With practice and conscious awareness I am far more even tempered now, and although I sometimes lose my cool... it’s warranted, definitely not at the drop of a hat like before.

I learned how I allowed OWR, my acronym for my Obsession With Relationship, to be my smoke screen so I wouldn't have to deal with the truth of myself, and how I was creating chaos in my life. I was unbalanced and let myself dwell perpetually on habitual negative thought patterns, like ‘why do bad things always happen to me?’ or ‘I’m fat - no one will ever love me,’ or my tripwire – ‘I won’t be happy until I find the right man.’

I used to feel slighted and jipped. Happiness was elusive, always out of reach. I kept myself super busy to avoid my needs, to what sirened inside me. I actually steeled myself, and my heart to it. I was so wrong.

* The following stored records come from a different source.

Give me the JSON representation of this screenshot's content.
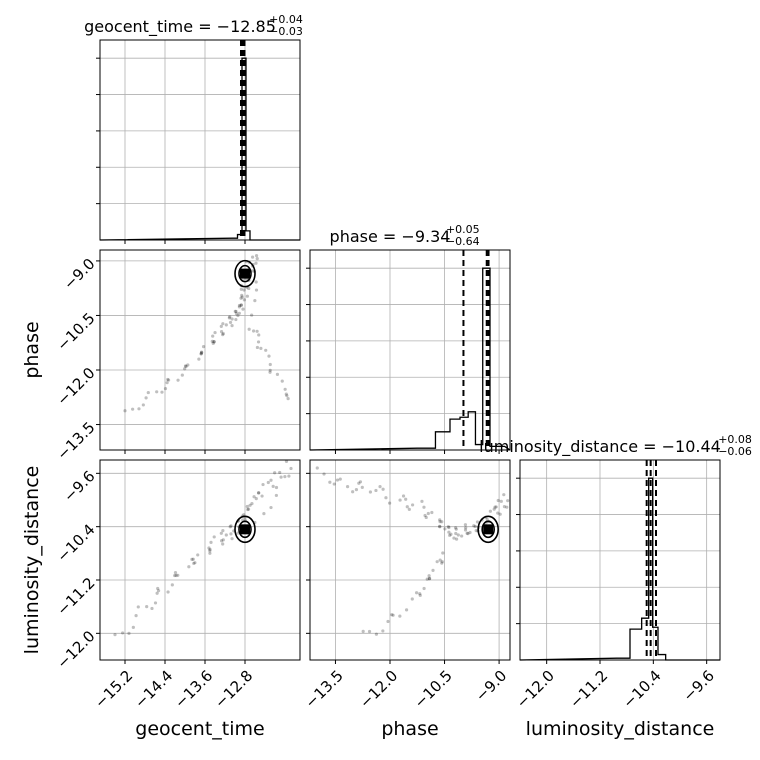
{
  "chart_data": {
    "type": "corner",
    "parameters": [
      {
        "name": "geocent_time",
        "ticks": [
          -15.2,
          -14.4,
          -13.6,
          -12.8
        ],
        "tick_labels": [
          "−15.2",
          "−14.4",
          "−13.6",
          "−12.8"
        ],
        "range": [
          -15.7,
          -11.7
        ],
        "median": -12.85,
        "lower": -12.88,
        "upper": -12.81,
        "hist_mode": -12.78
      },
      {
        "name": "phase",
        "ticks": [
          -13.5,
          -12.0,
          -10.5,
          -9.0
        ],
        "tick_labels": [
          "−13.5",
          "−12.0",
          "−10.5",
          "−9.0"
        ],
        "range": [
          -14.2,
          -8.7
        ],
        "median": -9.34,
        "lower": -9.98,
        "upper": -9.29,
        "hist_mode": -9.3
      },
      {
        "name": "luminosity_distance",
        "ticks": [
          -12.0,
          -11.2,
          -10.4,
          -9.6
        ],
        "tick_labels": [
          "−12.0",
          "−11.2",
          "−10.4",
          "−9.6"
        ],
        "range": [
          -12.4,
          -9.4
        ],
        "median": -10.44,
        "lower": -10.5,
        "upper": -10.36,
        "hist_mode": -10.44
      }
    ],
    "titles": [
      {
        "main": "geocent_time = −12.85",
        "sup": "+0.04",
        "sub": "−0.03"
      },
      {
        "main": "phase = −9.34",
        "sup": "+0.05",
        "sub": "−0.64"
      },
      {
        "main": "luminosity_distance = −10.44",
        "sup": "+0.08",
        "sub": "−0.06"
      }
    ],
    "histograms": [
      {
        "param": "geocent_time",
        "bin_centers": [
          -13.0,
          -12.9,
          -12.82,
          -12.74,
          -12.66
        ],
        "counts": [
          0.01,
          0.03,
          1.0,
          0.05,
          0.0
        ],
        "ymax": 1.1
      },
      {
        "param": "phase",
        "bin_centers": [
          -11.0,
          -10.5,
          -10.2,
          -9.95,
          -9.75,
          -9.55,
          -9.35,
          -9.15,
          -8.95
        ],
        "counts": [
          0.01,
          0.1,
          0.17,
          0.18,
          0.21,
          0.03,
          1.0,
          0.02,
          0.02
        ],
        "ymax": 1.1
      },
      {
        "param": "luminosity_distance",
        "bin_centers": [
          -10.85,
          -10.65,
          -10.5,
          -10.44,
          -10.38,
          -10.28,
          -10.15
        ],
        "counts": [
          0.01,
          0.17,
          0.23,
          1.0,
          0.18,
          0.03,
          0.0
        ],
        "ymax": 1.1
      }
    ],
    "scatter": [
      {
        "x": "geocent_time",
        "y": "phase",
        "points": [
          [
            -15.2,
            -13.2
          ],
          [
            -14.6,
            -12.6
          ],
          [
            -14.2,
            -12.2
          ],
          [
            -13.8,
            -11.7
          ],
          [
            -13.5,
            -11.3
          ],
          [
            -13.3,
            -11.0
          ],
          [
            -13.1,
            -10.7
          ],
          [
            -12.95,
            -10.5
          ],
          [
            -12.85,
            -10.3
          ],
          [
            -12.8,
            -10.0
          ],
          [
            -12.8,
            -9.7
          ],
          [
            -12.8,
            -9.4
          ],
          [
            -12.7,
            -9.1
          ],
          [
            -12.6,
            -8.9
          ],
          [
            -12.7,
            -10.8
          ],
          [
            -12.5,
            -11.4
          ],
          [
            -12.2,
            -12.2
          ],
          [
            -11.8,
            -13.0
          ]
        ],
        "center": [
          -12.8,
          -9.35
        ]
      },
      {
        "x": "geocent_time",
        "y": "luminosity_distance",
        "points": [
          [
            -15.4,
            -12.1
          ],
          [
            -14.8,
            -11.6
          ],
          [
            -14.4,
            -11.3
          ],
          [
            -14.0,
            -11.0
          ],
          [
            -13.6,
            -10.8
          ],
          [
            -13.3,
            -10.6
          ],
          [
            -13.1,
            -10.5
          ],
          [
            -12.9,
            -10.4
          ],
          [
            -12.8,
            -10.3
          ],
          [
            -12.7,
            -10.1
          ],
          [
            -12.5,
            -9.9
          ],
          [
            -12.2,
            -9.7
          ],
          [
            -11.9,
            -9.5
          ],
          [
            -12.8,
            -10.6
          ]
        ],
        "center": [
          -12.8,
          -10.44
        ]
      },
      {
        "x": "phase",
        "y": "luminosity_distance",
        "points": [
          [
            -14.0,
            -9.6
          ],
          [
            -13.2,
            -9.8
          ],
          [
            -12.6,
            -9.8
          ],
          [
            -11.8,
            -10.0
          ],
          [
            -11.2,
            -10.1
          ],
          [
            -10.7,
            -10.3
          ],
          [
            -10.4,
            -10.45
          ],
          [
            -10.2,
            -10.5
          ],
          [
            -9.9,
            -10.45
          ],
          [
            -9.6,
            -10.4
          ],
          [
            -9.3,
            -10.3
          ],
          [
            -9.0,
            -10.1
          ],
          [
            -8.8,
            -10.0
          ],
          [
            -10.5,
            -10.8
          ],
          [
            -10.9,
            -11.1
          ],
          [
            -11.2,
            -11.4
          ],
          [
            -12.0,
            -11.8
          ],
          [
            -12.8,
            -12.1
          ]
        ],
        "center": [
          -9.3,
          -10.44
        ]
      }
    ]
  }
}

Kahlil Gibran said it beautifully –
“…and I felt myself soften – when I stopped and observed the truth was apparent and right before me.”

Things really do change, and
if we women focus on our inherent gifts RIGHT NOW, in the present, and not let 'relationship obsessions' and the PAST get in the way, we can grow and change. I have changed.

I’ve learned that
reality is empowering. I’ve learned to account for my own choices, mistakes and stains and stop the blame train. I’ve learned to wash that laundry clean with forgiveness and humility. I really feel changed inside. I’ve moved beyond an imaginary life style filled with expectations and disappointments and have embraced honesty – to accept what is and discover its grace and lessons.

Reality is my tool now to shape my life beautifully. I feel equilibrium is here, and experience my interconnectedness. I learned to become god with myself, and have made the effort to grow up my hurt, scared, doubting and stubborn little girl inside. I am taking care of me - and I love it.

Victor 2
That same course toward healing whittled to just once a week. Now, driven calmly and at the legal speed limit, it’s my triumph over the nefarious emotional pendulum swing of anguish and relentless shadows, or wildly elated views about myself. That negative, self-pitying or impudent, presumptive inner running dialogue was the driver, now I am steering, clear and steady. I’m a pioneer without all that baggage, reaching for new tools, showing up ready and able to build new pathways to travel.

I imagine myself at the helm of an immense chariot with 6 horses at my command. I am the driver, both feet planted, squarely and balanced. With reigns held firmly in my hands, not clenched and white knuckled, I navigate each turn with my every muscle and brain cell alert.

Life's curves can be harrowing, and at any moment anything can happen - but I am its driver - and the glorious wind is in my hair.